No meaningful progress in countering the HIV pandemic can be achieved if key populations are ignored. Just over a month ago, UNAIDS—the arm of the UN responsible for addressing HIV and AIDS across the globe—adopted a 26-page Political Declaration on HIV and AIDS. Female sex workers, men who have sex with men, and people who inject drugs—populations that are 14, 19, and 50 times more likely to have HIV, respectively—were mentioned only once. Once in a 26-page document!
Unbeknownst to the majority of meeting attendees, a group of 51 countries managed to dilute the declaration’s language and remove nearly every mention of these key populations. These countries also blocked 22 civil society organizations that advocate for human rights from attending the meeting.
What makes me angriest is the hypocrisy evident in the document. “Human rights,” for example, is mentioned 32 times, “stigma” 16 times, and “discrimination” 29 times. But how can we truly uphold human rights or address stigma and discrimination without naming and directly engaging the populations most heavily affected by HIV? Whose “human rights” is a declaration on HIV and AIDS supposed to be addressing if not theirs? It’s unacceptable.
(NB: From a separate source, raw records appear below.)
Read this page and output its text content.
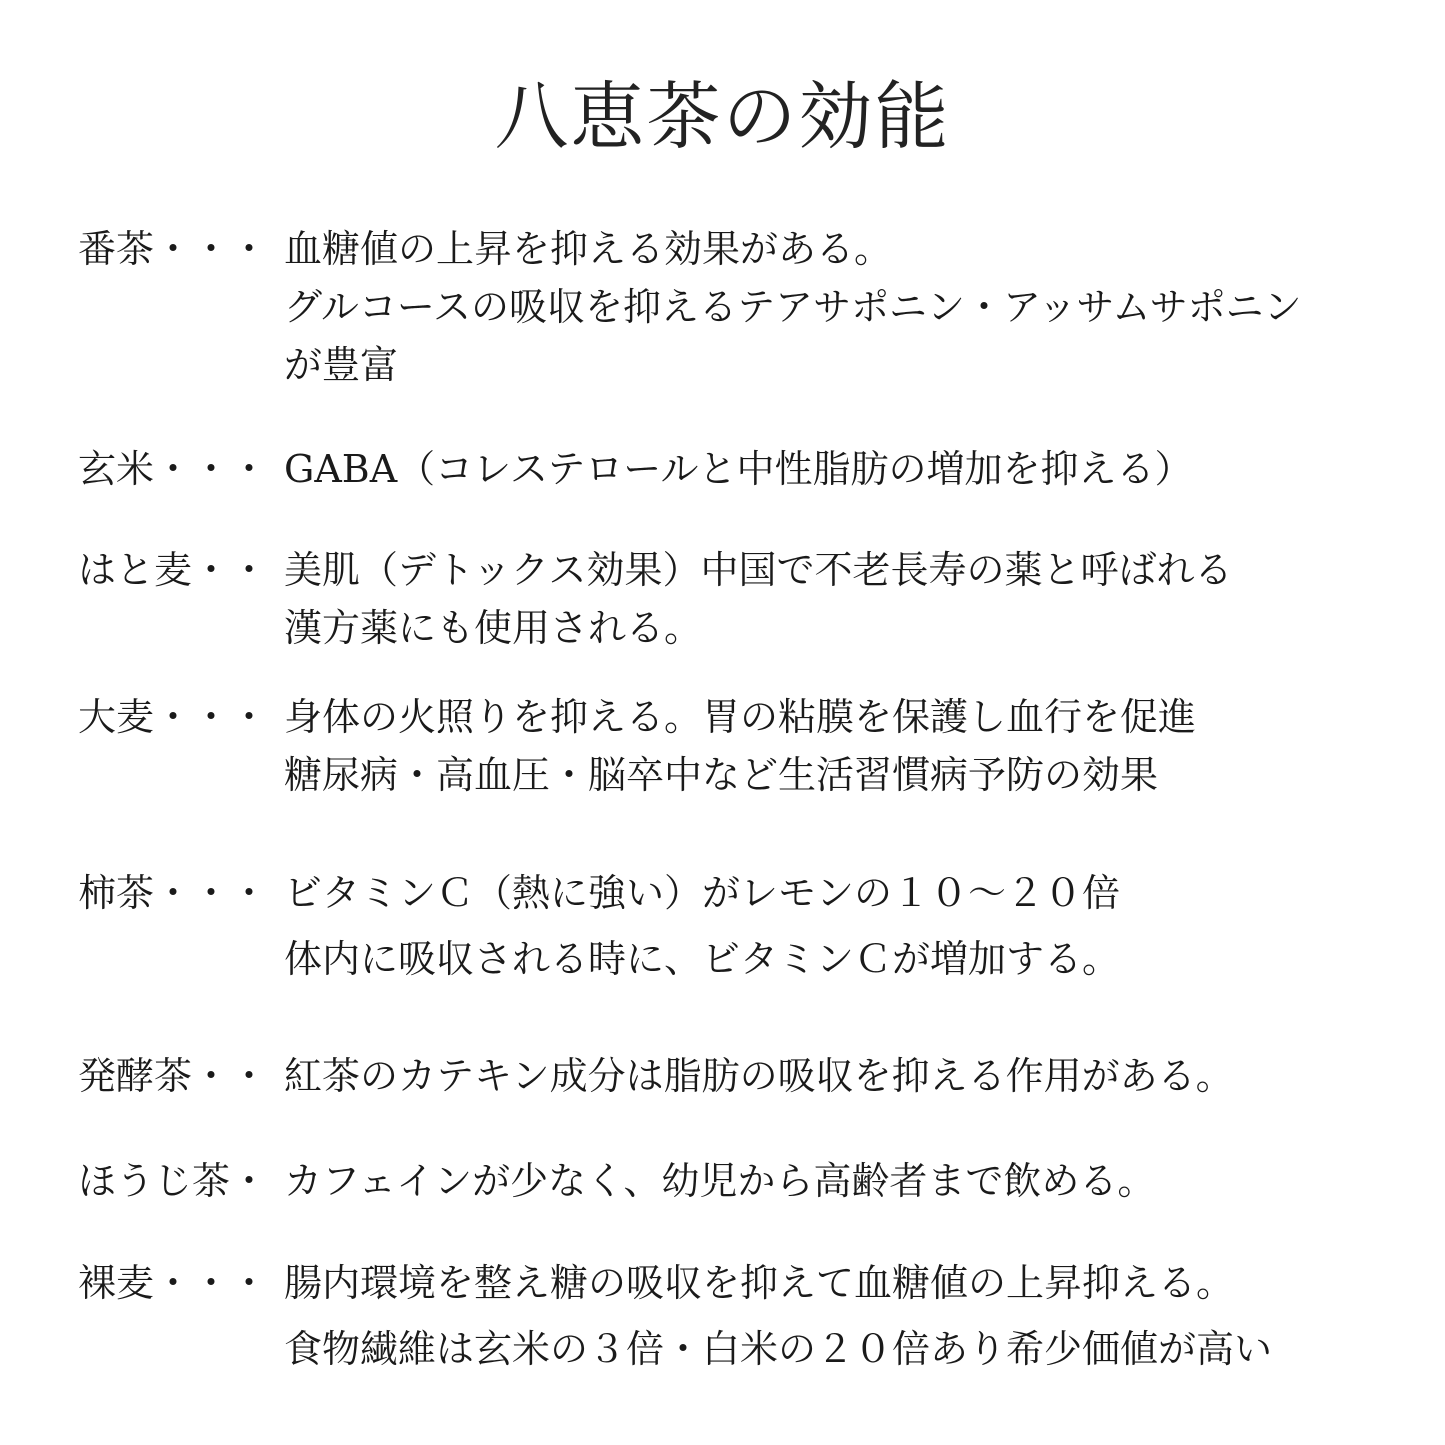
八恵茶の効能
番茶・・・ 血糖値の上昇を抑える効果がある。
グルコースの吸収を抑えるテアサポニン・アッサムサポニン
が豊富
玄米・・・ GABA（コレステロールと中性脂肪の増加を抑える）
はと麦・・ 美肌（デトックス効果）中国で不老長寿の薬と呼ばれる
漢方薬にも使用される。
大麦・・・ 身体の火照りを抑える。胃の粘膜を保護し血行を促進
糖尿病・高血圧・脳卒中など生活習慣病予防の効果
柿茶・・・ ビタミンＣ（熱に強い）がレモンの１０～２０倍
体内に吸収される時に、ビタミンＣが増加する。
発酵茶・・ 紅茶のカテキン成分は脂肪の吸収を抑える作用がある。
ほうじ茶・ カフェインが少なく、幼児から高齢者まで飲める。
裸麦・・・ 腸内環境を整え糖の吸収を抑えて血糖値の上昇抑える。
食物繊維は玄米の３倍・白米の２０倍あり希少価値が高い
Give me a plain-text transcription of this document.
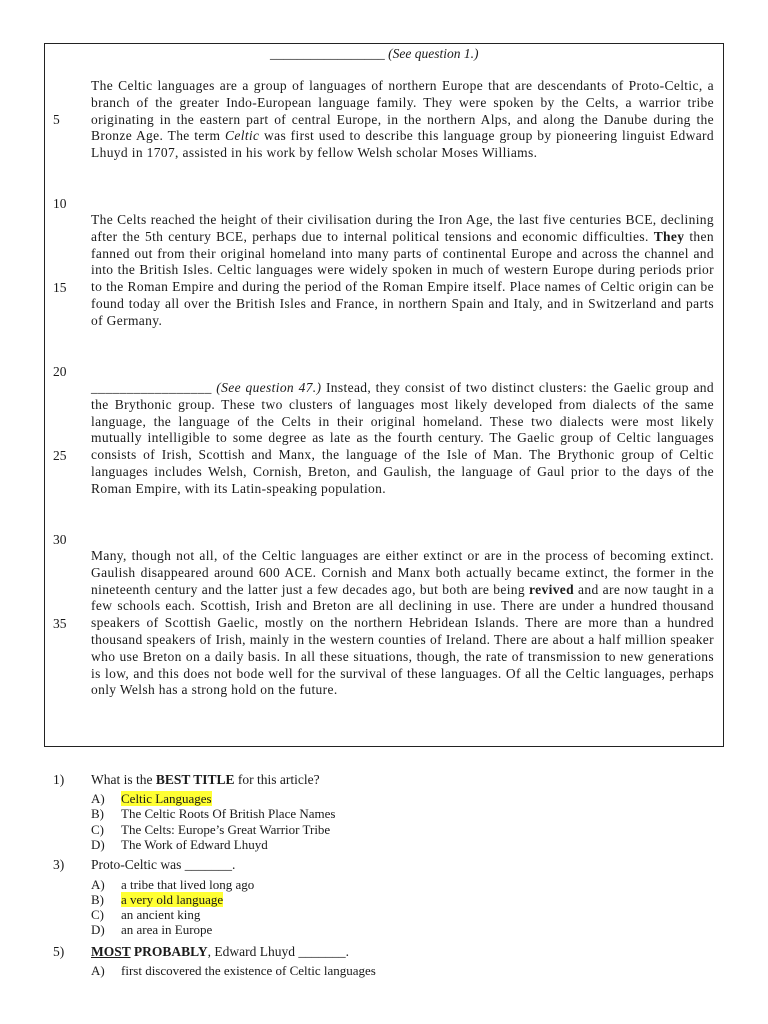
_________________ (See question 1.)
5
10
15
20
25
30
35
The Celtic languages are a group of languages of northern Europe that are descendants of Proto-Celtic, a branch of the greater Indo-European language family. They were spoken by the Celts, a warrior tribe originating in the eastern part of central Europe, in the northern Alps, and along the Danube during the Bronze Age. The term Celtic was first used to describe this language group by pioneering linguist Edward Lhuyd in 1707, assisted in his work by fellow Welsh scholar Moses Williams.
The Celts reached the height of their civilisation during the Iron Age, the last five centuries BCE, declining after the 5th century BCE, perhaps due to internal political tensions and economic difficulties. They then fanned out from their original homeland into many parts of continental Europe and across the channel and into the British Isles. Celtic languages were widely spoken in much of western Europe during periods prior to the Roman Empire and during the period of the Roman Empire itself. Place names of Celtic origin can be found today all over the British Isles and France, in northern Spain and Italy, and in Switzerland and parts of Germany.
_________________ (See question 47.) Instead, they consist of two distinct clusters: the Gaelic group and the Brythonic group. These two clusters of languages most likely developed from dialects of the same language, the language of the Celts in their original homeland. These two dialects were most likely mutually intelligible to some degree as late as the fourth century. The Gaelic group of Celtic languages consists of Irish, Scottish and Manx, the language of the Isle of Man. The Brythonic group of Celtic languages includes Welsh, Cornish, Breton, and Gaulish, the language of Gaul prior to the days of the Roman Empire, with its Latin-speaking population.
Many, though not all, of the Celtic languages are either extinct or are in the process of becoming extinct. Gaulish disappeared around 600 ACE. Cornish and Manx both actually became extinct, the former in the nineteenth century and the latter just a few decades ago, but both are being revived and are now taught in a few schools each. Scottish, Irish and Breton are all declining in use. There are under a hundred thousand speakers of Scottish Gaelic, mostly on the northern Hebridean Islands. There are more than a hundred thousand speakers of Irish, mainly in the western counties of Ireland. There are about a half million speaker who use Breton on a daily basis. In all these situations, though, the rate of transmission to new generations is low, and this does not bode well for the survival of these languages. Of all the Celtic languages, perhaps only Welsh has a strong hold on the future.
1) What is the BEST TITLE for this article?
A) Celtic Languages
B) The Celtic Roots Of British Place Names
C) The Celts: Europe’s Great Warrior Tribe
D) The Work of Edward Lhuyd
3) Proto-Celtic was _______.
A) a tribe that lived long ago
B) a very old language
C) an ancient king
D) an area in Europe
5) MOST PROBABLY, Edward Lhuyd _______.
A) first discovered the existence of Celtic languages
In Mozambique, 11.5% of the adult population is HIV-positive, the eighth highest prevalence rate in the world. As the Senior Country Representative for Pathfinder Mozambique, I and my fellow Pathfinders recognize firsthand the importance of meaningfully engaging key populations in managing HIV. Not only is this the right thing to do, it’s also the most sustainable, effective, and scientifically sound approach.
There is good news to report: In the last decade, antiretrovirals (drugs that treat HIV) have become more widely available and consequently, millions of lives have been saved. Widespread treatment has also bolstered prevention efforts. Once an HIV-positive individual is on treatment, his or her viral load (the amount of the HIV virus in the bloodstream) drops, and this significantly reduces the likelihood that s/he will transmit HIV to a partner. This phenomenon has led many experts to call for enrolling all people living with HIV into treatment programs. Employing a ‘test and start’ strategy, health workers are instructed to start treatment at the point of diagnosis, regardless of the person’s clinical HIV stage. Known as treatment as prevention, this strategy has gained a lot of ground with HIV practitioners.
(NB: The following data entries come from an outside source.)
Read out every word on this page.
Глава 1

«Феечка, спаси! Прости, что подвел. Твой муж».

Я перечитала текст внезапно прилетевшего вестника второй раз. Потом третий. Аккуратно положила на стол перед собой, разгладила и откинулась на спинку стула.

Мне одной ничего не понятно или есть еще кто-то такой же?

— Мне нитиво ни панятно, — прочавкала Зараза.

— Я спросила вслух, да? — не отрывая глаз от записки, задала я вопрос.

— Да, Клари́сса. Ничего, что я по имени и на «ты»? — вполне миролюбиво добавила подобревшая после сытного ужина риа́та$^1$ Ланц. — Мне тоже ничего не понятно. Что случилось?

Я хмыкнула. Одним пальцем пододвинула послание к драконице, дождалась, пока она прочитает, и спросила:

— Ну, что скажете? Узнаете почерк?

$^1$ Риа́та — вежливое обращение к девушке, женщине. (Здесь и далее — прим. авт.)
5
Treatment as prevention by itself, however, ignores the structural barriers that prevent key populations from accessing and adhering to treatment in the first place. It also runs the risk of becoming oversimplified—a seemingly uncomplicated fix to an extremely complicated issue. When the goal is simply treatment, it becomes all too easy for countries to avoid the messy realities of confronting homophobia, accepting the necessity of needle exchange programs, and acknowledging that young people are sexually active. It also means countries don’t feel any pressure to decriminalize sex work.
Discounting the complexity of HIV prevention and transmission by focusing solely on treatment may be more politically palatable to many countries, but this approach will result in new infections, especially among the populations for whom the need is already acute. In a 2015 paper published in The Lancet, Peter Piot, a renowned HIV expert, joined others in the HIV prevention field to demonstrate the potentially devastating consequences of focusing too narrowly on treatment alone.
The only path forward is one that places renewed emphasis on prevention literacy (the ability to access, understand, and exercise prevention strategies) and the active acknowledgement and engagement of those vulnerable populations. Without their voice, there can be no lasting transformational change.